Gli scritti sacri contenuti nella Bibbia, in particolare quelli che compongono il Nuovo Testamento, raramente possiedono un linguaggio ricercato o difficile da comprendere. Invece, solitamente sono molto sintetici e parchi di dettagli, lasciando il lettore curioso di conoscere nel vivo i fatti ivi narrati.

Oltretutto il Vangelo mantiene nell'oscurità e nel silenzio molti passaggi della vita dell'Uomo-Dio, costringendoci a ricostruirli sulla base di dati storici, antiche tradizioni, rivelazioni private o deduzioni logiche basate su ciò che già conosciamo.

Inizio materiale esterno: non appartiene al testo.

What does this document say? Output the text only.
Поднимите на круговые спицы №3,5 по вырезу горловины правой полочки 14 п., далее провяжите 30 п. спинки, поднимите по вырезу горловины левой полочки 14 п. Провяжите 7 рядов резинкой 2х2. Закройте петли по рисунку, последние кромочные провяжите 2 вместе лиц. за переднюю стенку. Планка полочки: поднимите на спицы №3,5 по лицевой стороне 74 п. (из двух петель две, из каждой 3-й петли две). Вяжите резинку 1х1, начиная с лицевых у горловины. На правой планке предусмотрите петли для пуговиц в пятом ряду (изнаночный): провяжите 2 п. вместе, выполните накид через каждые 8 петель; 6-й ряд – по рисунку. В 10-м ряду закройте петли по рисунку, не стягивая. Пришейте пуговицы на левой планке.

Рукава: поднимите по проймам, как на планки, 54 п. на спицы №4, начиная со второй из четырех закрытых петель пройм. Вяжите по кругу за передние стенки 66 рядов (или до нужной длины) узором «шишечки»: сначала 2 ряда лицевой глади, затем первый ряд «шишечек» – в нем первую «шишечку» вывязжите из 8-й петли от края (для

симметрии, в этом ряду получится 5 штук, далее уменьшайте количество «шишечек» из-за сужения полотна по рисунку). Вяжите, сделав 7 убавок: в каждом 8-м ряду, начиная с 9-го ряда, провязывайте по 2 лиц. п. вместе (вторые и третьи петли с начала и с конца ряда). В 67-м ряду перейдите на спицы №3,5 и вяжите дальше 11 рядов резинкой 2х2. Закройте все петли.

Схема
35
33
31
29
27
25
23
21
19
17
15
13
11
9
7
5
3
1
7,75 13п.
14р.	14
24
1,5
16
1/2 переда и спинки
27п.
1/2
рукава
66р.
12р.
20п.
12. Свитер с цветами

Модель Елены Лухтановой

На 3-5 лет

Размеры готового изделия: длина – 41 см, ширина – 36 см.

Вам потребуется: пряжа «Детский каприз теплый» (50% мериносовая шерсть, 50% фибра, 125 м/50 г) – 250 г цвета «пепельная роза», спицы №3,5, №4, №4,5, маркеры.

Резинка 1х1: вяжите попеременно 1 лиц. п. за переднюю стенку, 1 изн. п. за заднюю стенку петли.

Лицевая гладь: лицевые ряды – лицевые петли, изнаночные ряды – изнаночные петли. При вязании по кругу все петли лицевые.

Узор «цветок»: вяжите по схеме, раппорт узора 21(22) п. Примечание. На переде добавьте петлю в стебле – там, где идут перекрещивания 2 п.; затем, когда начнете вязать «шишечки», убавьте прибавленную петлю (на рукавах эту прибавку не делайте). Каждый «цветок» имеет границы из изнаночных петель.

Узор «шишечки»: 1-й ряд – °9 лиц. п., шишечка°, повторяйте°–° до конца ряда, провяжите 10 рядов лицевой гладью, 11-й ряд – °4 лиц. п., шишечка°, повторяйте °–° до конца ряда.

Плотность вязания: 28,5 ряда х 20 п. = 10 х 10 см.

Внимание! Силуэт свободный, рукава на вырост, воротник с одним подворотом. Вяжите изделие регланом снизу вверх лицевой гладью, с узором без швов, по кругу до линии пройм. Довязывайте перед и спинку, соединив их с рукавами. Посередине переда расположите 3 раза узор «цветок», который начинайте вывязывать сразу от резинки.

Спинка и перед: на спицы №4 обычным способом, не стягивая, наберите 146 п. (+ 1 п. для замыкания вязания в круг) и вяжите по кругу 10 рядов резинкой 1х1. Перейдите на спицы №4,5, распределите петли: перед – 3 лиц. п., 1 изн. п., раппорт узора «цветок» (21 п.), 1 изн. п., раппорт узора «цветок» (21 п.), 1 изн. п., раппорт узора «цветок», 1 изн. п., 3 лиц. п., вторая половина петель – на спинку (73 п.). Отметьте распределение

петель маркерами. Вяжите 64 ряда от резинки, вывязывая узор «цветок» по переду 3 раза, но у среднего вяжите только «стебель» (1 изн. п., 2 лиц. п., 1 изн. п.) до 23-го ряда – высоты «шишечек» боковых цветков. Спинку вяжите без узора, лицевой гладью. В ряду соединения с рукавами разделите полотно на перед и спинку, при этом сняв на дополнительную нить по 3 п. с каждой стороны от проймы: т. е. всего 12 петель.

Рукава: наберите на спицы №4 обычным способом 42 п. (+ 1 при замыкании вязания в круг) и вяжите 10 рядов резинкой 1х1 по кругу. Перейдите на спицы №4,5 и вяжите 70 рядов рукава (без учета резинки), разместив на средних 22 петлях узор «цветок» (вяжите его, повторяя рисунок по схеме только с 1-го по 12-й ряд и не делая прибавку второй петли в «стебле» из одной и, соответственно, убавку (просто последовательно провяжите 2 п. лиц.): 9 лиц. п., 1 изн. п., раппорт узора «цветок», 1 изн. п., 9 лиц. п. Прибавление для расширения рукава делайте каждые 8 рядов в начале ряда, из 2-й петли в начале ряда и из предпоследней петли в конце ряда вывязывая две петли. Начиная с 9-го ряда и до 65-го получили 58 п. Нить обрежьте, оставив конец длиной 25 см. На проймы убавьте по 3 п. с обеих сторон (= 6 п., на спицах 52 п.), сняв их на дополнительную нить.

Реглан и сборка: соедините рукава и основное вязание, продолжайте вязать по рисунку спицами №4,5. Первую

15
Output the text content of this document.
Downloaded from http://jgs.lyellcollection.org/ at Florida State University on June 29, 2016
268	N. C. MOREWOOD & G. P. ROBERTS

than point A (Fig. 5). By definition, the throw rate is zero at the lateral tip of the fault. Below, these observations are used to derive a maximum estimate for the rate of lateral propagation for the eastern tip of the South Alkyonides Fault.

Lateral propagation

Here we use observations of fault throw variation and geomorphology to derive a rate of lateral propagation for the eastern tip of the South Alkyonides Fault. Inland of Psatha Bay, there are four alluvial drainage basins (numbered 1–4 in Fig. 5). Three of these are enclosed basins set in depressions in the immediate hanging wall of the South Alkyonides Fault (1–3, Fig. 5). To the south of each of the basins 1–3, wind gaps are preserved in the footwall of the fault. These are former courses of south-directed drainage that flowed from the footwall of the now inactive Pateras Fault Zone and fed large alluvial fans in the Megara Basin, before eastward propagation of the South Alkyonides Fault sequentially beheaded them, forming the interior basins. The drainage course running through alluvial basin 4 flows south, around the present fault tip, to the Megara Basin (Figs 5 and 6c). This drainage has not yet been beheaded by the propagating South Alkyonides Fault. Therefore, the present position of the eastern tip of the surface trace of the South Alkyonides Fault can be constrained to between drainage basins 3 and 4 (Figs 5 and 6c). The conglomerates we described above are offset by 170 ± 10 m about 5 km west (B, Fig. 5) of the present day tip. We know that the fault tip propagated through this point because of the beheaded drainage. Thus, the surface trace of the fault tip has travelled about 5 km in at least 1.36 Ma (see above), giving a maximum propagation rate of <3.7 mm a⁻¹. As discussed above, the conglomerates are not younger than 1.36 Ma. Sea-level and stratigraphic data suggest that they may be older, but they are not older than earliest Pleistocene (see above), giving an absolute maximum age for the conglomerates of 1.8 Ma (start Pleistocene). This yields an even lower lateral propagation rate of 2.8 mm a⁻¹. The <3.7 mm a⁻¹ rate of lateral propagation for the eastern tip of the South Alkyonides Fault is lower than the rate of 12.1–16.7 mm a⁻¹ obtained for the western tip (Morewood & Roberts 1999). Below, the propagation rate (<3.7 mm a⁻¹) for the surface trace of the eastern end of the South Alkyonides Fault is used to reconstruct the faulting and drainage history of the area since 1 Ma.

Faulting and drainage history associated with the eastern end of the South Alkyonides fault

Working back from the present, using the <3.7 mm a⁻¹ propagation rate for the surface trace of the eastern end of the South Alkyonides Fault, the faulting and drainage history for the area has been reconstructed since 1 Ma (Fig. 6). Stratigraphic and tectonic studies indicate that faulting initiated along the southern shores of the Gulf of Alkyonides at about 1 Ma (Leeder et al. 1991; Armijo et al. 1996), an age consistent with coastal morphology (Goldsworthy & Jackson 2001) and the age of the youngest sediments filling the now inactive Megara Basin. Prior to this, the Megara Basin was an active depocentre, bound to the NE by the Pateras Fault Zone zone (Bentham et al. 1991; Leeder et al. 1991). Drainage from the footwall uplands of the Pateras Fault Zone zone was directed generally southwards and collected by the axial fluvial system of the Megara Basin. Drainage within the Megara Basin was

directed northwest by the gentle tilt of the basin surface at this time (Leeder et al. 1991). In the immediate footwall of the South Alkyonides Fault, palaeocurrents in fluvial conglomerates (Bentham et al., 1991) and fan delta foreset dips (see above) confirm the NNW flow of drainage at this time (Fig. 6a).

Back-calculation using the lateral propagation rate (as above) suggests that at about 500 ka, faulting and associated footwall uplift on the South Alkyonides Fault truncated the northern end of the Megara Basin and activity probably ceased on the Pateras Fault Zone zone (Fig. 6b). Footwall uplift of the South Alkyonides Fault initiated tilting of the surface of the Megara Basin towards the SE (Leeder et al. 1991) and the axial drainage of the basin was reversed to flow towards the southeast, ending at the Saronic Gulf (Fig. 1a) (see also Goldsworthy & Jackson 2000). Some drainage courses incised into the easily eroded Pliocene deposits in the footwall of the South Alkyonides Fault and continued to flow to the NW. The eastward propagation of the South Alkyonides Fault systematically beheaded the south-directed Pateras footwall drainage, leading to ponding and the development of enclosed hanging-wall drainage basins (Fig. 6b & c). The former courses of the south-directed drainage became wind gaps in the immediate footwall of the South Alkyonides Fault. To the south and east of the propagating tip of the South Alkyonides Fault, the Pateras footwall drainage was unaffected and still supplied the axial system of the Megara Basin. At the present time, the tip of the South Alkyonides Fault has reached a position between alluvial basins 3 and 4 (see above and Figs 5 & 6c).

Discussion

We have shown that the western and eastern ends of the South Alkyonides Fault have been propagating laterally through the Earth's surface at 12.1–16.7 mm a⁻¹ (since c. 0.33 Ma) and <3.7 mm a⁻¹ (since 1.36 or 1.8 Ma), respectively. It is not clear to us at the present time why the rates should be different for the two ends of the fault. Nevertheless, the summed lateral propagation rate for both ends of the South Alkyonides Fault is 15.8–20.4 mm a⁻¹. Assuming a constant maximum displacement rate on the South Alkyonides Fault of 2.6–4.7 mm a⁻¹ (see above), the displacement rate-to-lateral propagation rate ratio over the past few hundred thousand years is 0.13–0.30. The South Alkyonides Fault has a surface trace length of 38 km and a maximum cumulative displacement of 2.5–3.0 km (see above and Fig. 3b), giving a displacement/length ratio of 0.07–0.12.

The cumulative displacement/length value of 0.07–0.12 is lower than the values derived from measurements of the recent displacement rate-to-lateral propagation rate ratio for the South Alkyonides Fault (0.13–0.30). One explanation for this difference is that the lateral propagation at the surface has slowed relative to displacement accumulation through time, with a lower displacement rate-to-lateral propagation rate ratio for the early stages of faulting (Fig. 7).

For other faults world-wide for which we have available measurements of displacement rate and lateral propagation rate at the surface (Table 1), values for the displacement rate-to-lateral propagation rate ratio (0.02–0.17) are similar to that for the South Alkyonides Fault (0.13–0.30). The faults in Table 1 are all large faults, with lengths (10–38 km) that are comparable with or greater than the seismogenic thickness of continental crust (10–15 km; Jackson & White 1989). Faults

È il caso di tutto ciò che si riferisce all'infanzia di Gesù Bambino e, più in particolare, alla fuga in Egitto, episodio sul quale cercheremo di fare un po' di luce in queste righe, partendo da una breve panoramica degli eventi che l'hanno preceduta.

Erode fu colto da insicurezza e timore

Otto giorni dopo la nascita del Divino Infante, secondo la Legge di Mosè, ebbe luogo la cerimonia della circoncisione, mentre la Sacra Famiglia era ancora nella Grotta di Betlemme.1

Fuga para o Egito1.jpg

L’Egitto era una regione lontana su cui Erode non aveva alcun potere.
Lì il Bambino-Dio sarebbe stato in salvo dai suoi persecutori

Qualche tempo dopo, trascorso il periodo della purificazione che ogni madre era obbligata ad osservare, la Sacra Famiglia partì per Gerusalemme. Lì Gesù fu presentato dai suoi genitori nel Tempio, dando occasione alla profezia di Simeone: Questo

Bambino "è qui per la rovina e la risurrezione di molti in Israele, segno di contraddizione perché siano svelati i pensieri di molti cuori. E anche a te una spada trafiggerà l'anima" (Lc 2, 34-35).

Non appena si seppe il fatto, cominciò a diffondersi rapidamente tra la gente la notizia che il Messia lungamente atteso era già tra di loro. E l'apparizione dei Magi dall'Oriente che cercavano il Re appena nato per adorarlo (cfr. Mt 2,2), non fece altro che confermare la recente notizia...

Tutto questo fermento mise in agitazione Erode. Volle allora conoscere il tempo e il luogo dove, secondo i profeti, sarebbe nato il Re dei Giudei, e vedendo che tutte le indagini sembravano corrispondere a quanto accadeva in quei giorni, il re malvagio fu preso da insicurezza e timore. Temendo di perdere il trono, ordinò che i bambini sotto i due anni venissero uccisi in tutta la Giudea.

Sollecitudine di Maria e Giuseppe alla voce dell'Angelo

In questo momento degli avvenimenti, la Sacra Famiglia era già partita da Gerusalemme, perché "Quando ebbero tutto compiuto secondo la legge del Signore, fecero ritorno in Galilea, alla loro città di Nazareth" (Lc 2, 39). Fu, pertanto, nella Santa Casa di Nazareth, oggi venerata a Loreto, che "un Angelo del Signore apparve in sogno a Giuseppe e gli disse: ‘Alzati, prendi con te il bambino e sua madre e fuggi in Egitto, e resta là finché non ti avvertirò, perché Erode sta cercando il bambino per ucciderlo'" (Mt 2, 13).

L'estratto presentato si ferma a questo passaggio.